I won’t pore over the details. It was painful enough the first time. Suffice to say that in my time as an Arsenal fan I cannot remember a game in which we were so comprehensively humiliated by a rival.

I will now consign this game to the same part of my brain that stores the image of John Terry lifting the Champions League trophy, and attempt not to mention it unless absolutely necessary.

HIGHLIGHT OF THE SEASON

RVP’s wonder-volleys?
Hammering Chelsea?
Overhauling Spurs?

Afraid not. The highlight of my season was the magical moment when Thierry Henry not only deigned to return to the Emirates turf, but dared to grace it with a goal so transporting we all felt that Arsenal, briefly, were Invincible again.

Like Martin Tyler once said, the man is simply electrifying.

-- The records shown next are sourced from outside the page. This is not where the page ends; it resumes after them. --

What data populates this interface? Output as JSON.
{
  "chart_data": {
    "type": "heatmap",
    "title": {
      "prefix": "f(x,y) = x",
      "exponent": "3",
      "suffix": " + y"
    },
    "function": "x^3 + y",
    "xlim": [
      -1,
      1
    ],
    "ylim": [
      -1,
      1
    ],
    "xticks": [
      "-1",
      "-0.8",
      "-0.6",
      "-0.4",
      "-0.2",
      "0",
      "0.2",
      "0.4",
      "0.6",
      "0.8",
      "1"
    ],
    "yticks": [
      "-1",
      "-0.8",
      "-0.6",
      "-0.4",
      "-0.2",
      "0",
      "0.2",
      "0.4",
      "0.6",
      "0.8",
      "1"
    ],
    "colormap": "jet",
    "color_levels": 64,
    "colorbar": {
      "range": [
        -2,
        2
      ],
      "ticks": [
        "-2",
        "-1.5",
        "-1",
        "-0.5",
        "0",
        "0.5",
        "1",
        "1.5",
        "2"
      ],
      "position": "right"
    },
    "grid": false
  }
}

DISAPPOINTMENT OF THE SEASON

I think it tells you something about the topsy-turvy nature of the season that there were as many crushing disappointments as uplifting highs. I’m going to go in, the end, for a rather abstract winner: our dreadful start. Although our poor run in January was arguably more damaging to our final standing in terms of the points we dropped, our poor start was so frustrating simply because it felt so avoidable. Our failure to sort out the future of major stars early in the summer, and enable us to focus on completing our transfer activity ahead of the deadline cost us not only points but morale, momentum, and belief. I still believe it very nearly cost Arsene Wenger his job.

It doesn’t take a genius to see that next season’s fortune’s are largely dependent on learning from our mistakes last time round. Over to you, Arsenal.